From a management perspective, hunting is also a way to cull the elk population and keep it at a sustainable level.

Half of the elk licenses doled out each year go to public lottery, or draw. The rest go to private landowners. A decade ago, 70 percent went to the public draw, according to VeneKlasen.

Elk, like all wildlife, are held in the “public trust,” he said. Yet the current 50-50 distribution of licenses is a problem because fewer Taoseños have a good shot at pulling a tag each year, VeneKlasen said.

“Elk are the poster children of wildlife privatization in New Mexico,” he said.

VeneKlasen acknowledges that private landowners are an integral part of managing habitat and keeping the elk population in check. “This is where it becomes complicated … because some landowners have come to rely on wildlife management as the primary economic driver for their property,” he said.

Yet the state’s system of licensing — and of selling and bartering elk hunts — “has becoming a racket,” he said. It’s a multimillion-dollar industry in the state. He estimated elk hunts generate about $80 million a year in New Mexico.

“The average Taoseño has to rely on drawing a tag in the public lottery to go elk hunting,” VeneKlasen said. “But more Texans and Oklahomans are shooting these elk. So [locals] don’t have the opportunity to hunt them. This is the scariest part — hunting is a traditional value, but it’s being sold off to the highest bidder. How do you perpetuate a culture if only the privileged [get] the opportunity to do it every year?”

The New Mexico Wildlife Foundation is “fighting tooth and nail to reverse that [privatization] trend,” he said, by helping introduce legislation in New Mexico that would put more elk tags back into the public lottery.

For the undeterred hunters out there, don’t forget to put in your name before the March 22 deadline.

The other hunting

For the folks who still want to scout and track elk, but aren’t into killing them, spring brings the opportunity to hunt for elk antlers.

Bulls generally drop their antlers from February to April.
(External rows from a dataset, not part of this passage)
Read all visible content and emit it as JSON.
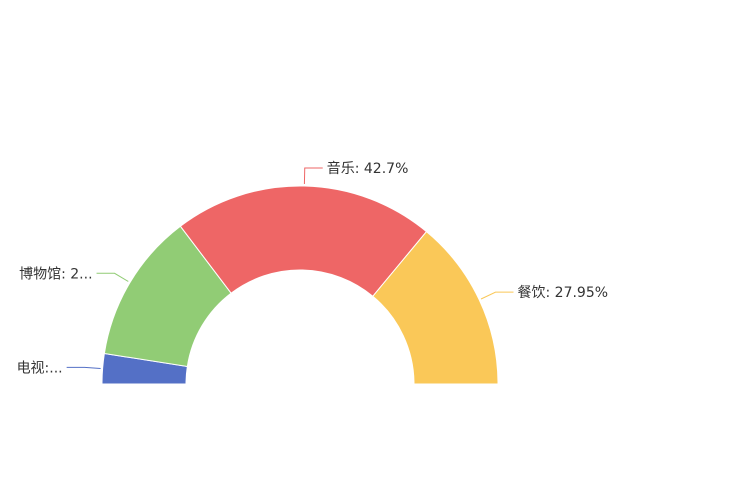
{
  "chart_data": {
    "type": "pie",
    "variant": "half-donut",
    "series": [
      {
        "name": "电视",
        "value": 4.92,
        "label": "电视:...",
        "color": "#5470c6"
      },
      {
        "name": "博物馆",
        "value": 24.43,
        "label": "博物馆: 2...",
        "color": "#91cc75"
      },
      {
        "name": "音乐",
        "value": 42.7,
        "label": "音乐: 42.7%",
        "color": "#ee6666"
      },
      {
        "name": "餐饮",
        "value": 27.95,
        "label": "餐饮: 27.95%",
        "color": "#fac858"
      }
    ]
  }
}
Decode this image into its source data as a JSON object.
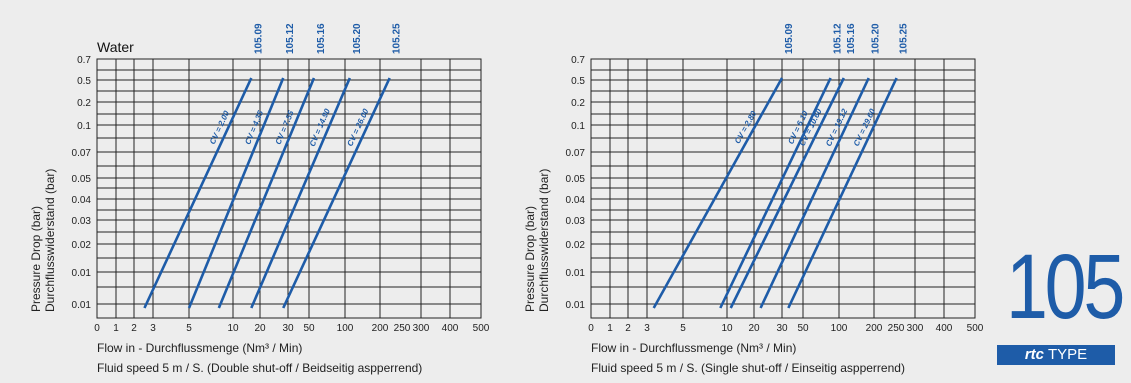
{
  "chart_data": [
    {
      "type": "line",
      "title": "Water",
      "ylabel_line1": "Pressure Drop (bar)",
      "ylabel_line2": "Durchflusswiderstand (bar)",
      "xlabel": "Flow in - Durchflussmenge (Nm³ / Min)",
      "caption": "Fluid speed 5 m / S. (Double shut-off / Beidseitig aspperrend)",
      "x_ticks": [
        "0",
        "1",
        "2",
        "3",
        "5",
        "10",
        "20",
        "30",
        "50",
        "100",
        "200",
        "250",
        "300",
        "400",
        "500"
      ],
      "y_ticks": [
        "0.7",
        "0.5",
        "0.2",
        "0.1",
        "0.07",
        "0.05",
        "0.04",
        "0.03",
        "0.02",
        "0.01",
        "0.01"
      ],
      "series": [
        {
          "name": "105.09",
          "cv_label": "CV = 2.00",
          "x": [
            2.5,
            16
          ],
          "y": [
            0.01,
            0.5
          ]
        },
        {
          "name": "105.12",
          "cv_label": "CV = 4.35",
          "x": [
            5,
            28
          ],
          "y": [
            0.01,
            0.5
          ]
        },
        {
          "name": "105.16",
          "cv_label": "CV = 7.55",
          "x": [
            8,
            55
          ],
          "y": [
            0.01,
            0.5
          ]
        },
        {
          "name": "105.20",
          "cv_label": "CV = 14.90",
          "x": [
            16,
            110
          ],
          "y": [
            0.01,
            0.5
          ]
        },
        {
          "name": "105.25",
          "cv_label": "CV = 26.00",
          "x": [
            28,
            220
          ],
          "y": [
            0.01,
            0.5
          ]
        }
      ]
    },
    {
      "type": "line",
      "title": "",
      "ylabel_line1": "Pressure Drop (bar)",
      "ylabel_line2": "Durchflusswiderstand (bar)",
      "xlabel": "Flow in - Durchflussmenge (Nm³ / Min)",
      "caption": "Fluid speed 5 m / S. (Single shut-off / Einseitig aspperrend)",
      "x_ticks": [
        "0",
        "1",
        "2",
        "3",
        "5",
        "10",
        "20",
        "30",
        "50",
        "100",
        "200",
        "250",
        "300",
        "400",
        "500"
      ],
      "y_ticks": [
        "0.7",
        "0.5",
        "0.2",
        "0.1",
        "0.07",
        "0.05",
        "0.04",
        "0.03",
        "0.02",
        "0.01",
        "0.01"
      ],
      "series": [
        {
          "name": "105.09",
          "cv_label": "CV = 2.80",
          "x": [
            3.3,
            30
          ],
          "y": [
            0.01,
            0.5
          ]
        },
        {
          "name": "105.12",
          "cv_label": "CV = 6.10",
          "x": [
            9,
            85
          ],
          "y": [
            0.01,
            0.5
          ]
        },
        {
          "name": "105.16",
          "cv_label": "CV = 10.60",
          "x": [
            11,
            110
          ],
          "y": [
            0.01,
            0.5
          ]
        },
        {
          "name": "105.20",
          "cv_label": "CV = 19.12",
          "x": [
            22,
            180
          ],
          "y": [
            0.01,
            0.5
          ]
        },
        {
          "name": "105.25",
          "cv_label": "CV = 29.60",
          "x": [
            35,
            250
          ],
          "y": [
            0.01,
            0.5
          ]
        }
      ]
    }
  ],
  "logo": {
    "number": "105",
    "brand": "rtc",
    "type_label": "TYPE"
  },
  "colors": {
    "line": "#1e5ca8",
    "grid": "#222222",
    "background": "#ededed"
  }
}
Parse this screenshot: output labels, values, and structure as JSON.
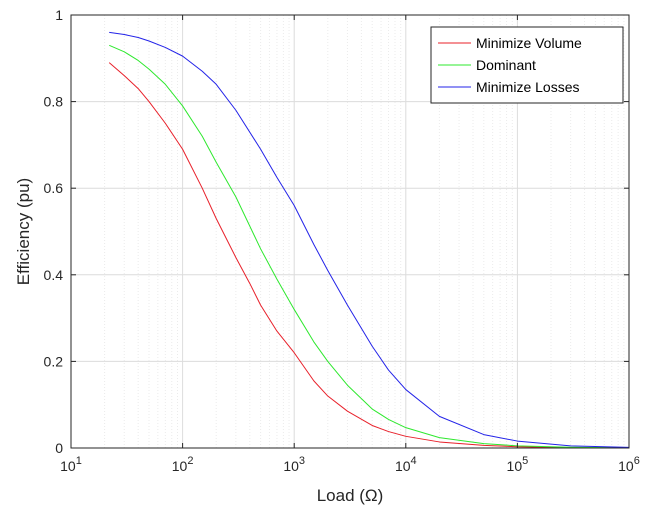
{
  "chart_data": {
    "type": "line",
    "title": "",
    "xlabel": "Load (Ω)",
    "ylabel": "Efficiency (pu)",
    "xscale": "log",
    "xlim": [
      10,
      1000000
    ],
    "ylim": [
      0,
      1
    ],
    "grid": true,
    "legend_position": "top-right",
    "x_ticks": [
      {
        "value": 10,
        "base": "10",
        "exp": "1"
      },
      {
        "value": 100,
        "base": "10",
        "exp": "2"
      },
      {
        "value": 1000,
        "base": "10",
        "exp": "3"
      },
      {
        "value": 10000,
        "base": "10",
        "exp": "4"
      },
      {
        "value": 100000,
        "base": "10",
        "exp": "5"
      },
      {
        "value": 1000000,
        "base": "10",
        "exp": "6"
      }
    ],
    "y_ticks": [
      {
        "value": 0,
        "label": "0"
      },
      {
        "value": 0.2,
        "label": "0.2"
      },
      {
        "value": 0.4,
        "label": "0.4"
      },
      {
        "value": 0.6,
        "label": "0.6"
      },
      {
        "value": 0.8,
        "label": "0.8"
      },
      {
        "value": 1,
        "label": "1"
      }
    ],
    "series": [
      {
        "name": "Minimize Volume",
        "color": "#e8202a",
        "x": [
          22,
          30,
          40,
          50,
          70,
          100,
          150,
          200,
          300,
          400,
          500,
          700,
          1000,
          1500,
          2000,
          3000,
          5000,
          7000,
          10000,
          20000,
          50000,
          100000,
          300000,
          1000000
        ],
        "y": [
          0.89,
          0.86,
          0.83,
          0.8,
          0.75,
          0.69,
          0.6,
          0.53,
          0.44,
          0.38,
          0.33,
          0.27,
          0.22,
          0.155,
          0.12,
          0.085,
          0.052,
          0.038,
          0.027,
          0.014,
          0.006,
          0.003,
          0.001,
          0.0003
        ]
      },
      {
        "name": "Dominant",
        "color": "#2ee82e",
        "x": [
          22,
          30,
          40,
          50,
          70,
          100,
          150,
          200,
          300,
          500,
          700,
          1000,
          1500,
          2000,
          3000,
          5000,
          7000,
          10000,
          20000,
          50000,
          100000,
          300000,
          1000000
        ],
        "y": [
          0.93,
          0.915,
          0.895,
          0.875,
          0.84,
          0.79,
          0.72,
          0.66,
          0.58,
          0.46,
          0.39,
          0.32,
          0.245,
          0.2,
          0.145,
          0.09,
          0.066,
          0.047,
          0.024,
          0.01,
          0.005,
          0.0017,
          0.0005
        ]
      },
      {
        "name": "Minimize Losses",
        "color": "#2323e8",
        "x": [
          22,
          30,
          40,
          50,
          70,
          100,
          150,
          200,
          300,
          500,
          700,
          1000,
          1500,
          2000,
          3000,
          5000,
          7000,
          10000,
          20000,
          50000,
          100000,
          300000,
          1000000
        ],
        "y": [
          0.96,
          0.955,
          0.948,
          0.94,
          0.925,
          0.905,
          0.87,
          0.84,
          0.78,
          0.69,
          0.625,
          0.56,
          0.47,
          0.41,
          0.33,
          0.235,
          0.18,
          0.135,
          0.073,
          0.031,
          0.016,
          0.005,
          0.0015
        ]
      }
    ]
  }
}
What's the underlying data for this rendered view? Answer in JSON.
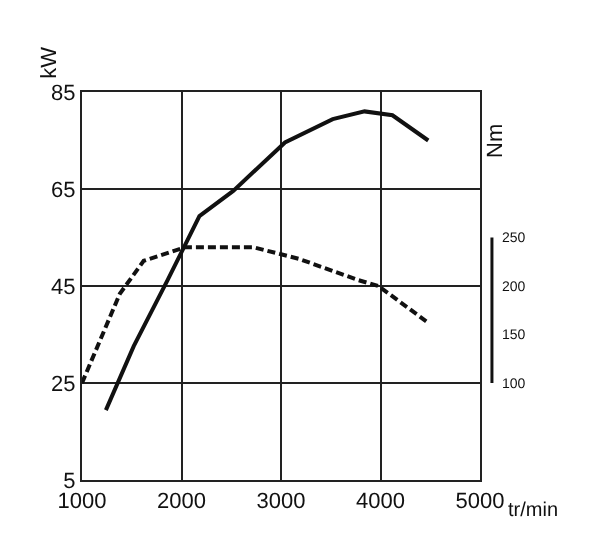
{
  "chart_data": {
    "type": "line",
    "xlabel": "tr/min",
    "ylabel": "kW",
    "y2label": "Nm",
    "series": [
      {
        "color": "#111111",
        "line_style": "solid",
        "x": [
          1240,
          1520,
          1860,
          2180,
          2520,
          3040,
          3520,
          3840,
          4120,
          4480
        ],
        "values": [
          19.4,
          32.6,
          46.2,
          59.4,
          64.6,
          74.6,
          79.4,
          81,
          80.2,
          75
        ]
      },
      {
        "color": "#111111",
        "line_style": "dashed",
        "axis": "y2",
        "x": [
          1000,
          1380,
          1620,
          2040,
          2720,
          3180,
          3780,
          3980,
          4480
        ],
        "values": [
          100,
          192,
          226,
          240,
          240,
          228,
          206,
          200,
          162
        ]
      }
    ],
    "xlim": [
      1000,
      5000
    ],
    "xticks": [
      1000,
      2000,
      3000,
      4000,
      5000
    ],
    "ylim": [
      5,
      85
    ],
    "yticks": [
      5,
      25,
      45,
      65,
      85
    ],
    "y2lim": [
      0,
      400
    ],
    "y2ticks": [
      100,
      150,
      200,
      250
    ],
    "grid": true,
    "marker": "none"
  }
}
According to Valerie Williams, biologist with the local Bureau of Land Management office, it’s a longtime practice in the area, but is “generally on the increase given the larger population base in the region” and the financial payoff.

Some zealous shed hunters take the growing sport too far by disturbing elk mothers and calves, cutting fences to trespass or taking off-road vehicles into sensitive ecosystems when soils are wet and most vulnerable, the last of which is a major concern for the BLM. “Damage to plants and fragile soils can persist for years, especially given drought or extreme precipitation events that can accelerate erosion and set the system even further behind recovery,” Williams said.

Whether hunting for sheds or the bulls that dropped them or whether hunting for the culture, fun or meat, there’s no shortage of chances to experience elk in Northern New Mexico. At the end of the day, we can’t forget that their story is tied up with ours — of humans and our hand in shaping our shared environment.